- The Washington Times - Tuesday, January 9, 2007

2:20 p.m.

The U.S. military attacks against al Qaeda leaders in Somalia were based on credible intelligence, a Pentagon spokesman said today. He would not address whether the operations were continuing.

Bryan Whitman would not confirm any of the details of the strike, which was conducted by at least one AC-130 gunship yesterday in southern Somalia, and he would not say whether the attack killed any specific members of al Qaeda.

The assault was based on intelligence “that led us to believe we had principal al Qaeda leaders in an area where we could identify them and take action against them,” Mr. Whitman said. “We’re going to remain committed to reducing terrorist capabilities where and when we find them.”

White House press secretary Tony Snow said he was not aware of any consultations with Congress before the assault.

The air strike yesterday was in the town of Afmadow, about 220 miles southwest of the capital of Mogadishu, Somali officials said. It was not clear immediately how many people were killed in the attacks, but Somali officials said there were reports that many were killed.

At the State Department, spokesman Sean McCormack said, “Very clearly, the U.S. government has had concerns that there are terrorists, and al Qaeda-affiliated terrorists, that were in Somalia.” He added that “we have great interest in seeing that those individuals not be able to flee to other locations.”

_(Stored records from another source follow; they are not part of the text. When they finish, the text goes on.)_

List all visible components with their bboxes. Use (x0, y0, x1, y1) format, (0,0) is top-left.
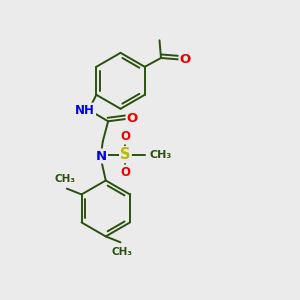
Text: CH₃: CH₃ (149, 150, 171, 160)
Text: N: N (96, 149, 107, 163)
Text: S: S (120, 147, 131, 162)
Text: O: O (121, 130, 130, 143)
Text: O: O (127, 112, 138, 125)
Text: NH: NH (75, 103, 95, 117)
Text: CH₃: CH₃ (55, 174, 76, 184)
Text: O: O (179, 53, 191, 66)
Text: CH₃: CH₃ (111, 247, 132, 257)
Text: O: O (121, 166, 130, 179)
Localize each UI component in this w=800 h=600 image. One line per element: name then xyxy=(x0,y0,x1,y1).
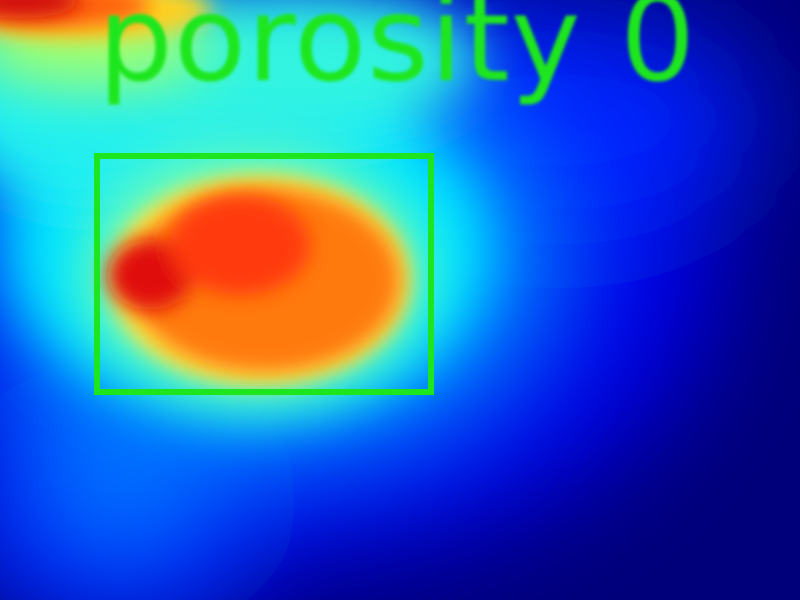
heatmap-red-core xyxy=(0,0,310,310)
bounding-box xyxy=(94,153,434,395)
detection-label: porosity 0 xyxy=(98,0,697,108)
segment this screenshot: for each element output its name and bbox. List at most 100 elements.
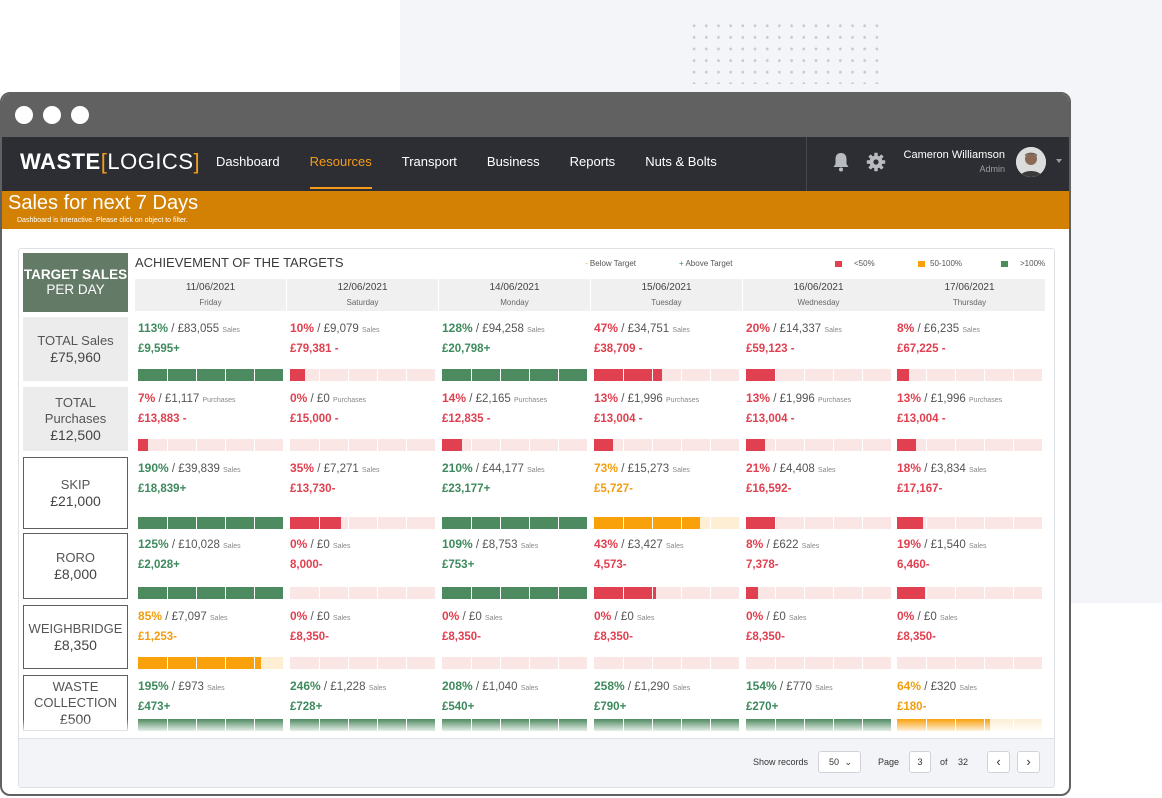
progress-bar[interactable] [138,439,283,451]
progress-bar[interactable] [746,369,891,381]
window-close-dot[interactable] [15,106,33,124]
target-cell[interactable]: 0% / £0 Purchases £15,000 - [290,391,438,451]
progress-bar[interactable] [897,587,1042,599]
progress-bar[interactable] [897,439,1042,451]
target-cell[interactable]: 43% / £3,427 Sales 4,573- [594,537,742,599]
target-cell[interactable]: 18% / £3,834 Sales £17,167- [897,461,1045,529]
row-label[interactable]: RORO £8,000 [23,533,128,599]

Mr. Whitman said the U.S. conducts “all operations with the close cooperation of our allies in the region” but would not say if Somali officials gave permission for the raid.

At the outset of a conventional conflict, such as the invasion of Iraq, the Pentagon normally would publicly release some details.

The Somalia assault, however, was conducted by U.S. Special Operations Command and has been shrouded in secrecy. The military typically declines to reveal much about such missions by special operations forces, including the AC-130 gunships used in the Somalia attack, and Delta Force counterterrorism ground troops.

If the initial air attack was just one part of a broader, continuing special operation, the military would be even more reluctant to publicly reveal details out of concern for jeopardizing the mission, endangering the lives of U.S. troops and removing any doubt on the part of hostile forces about what they faced.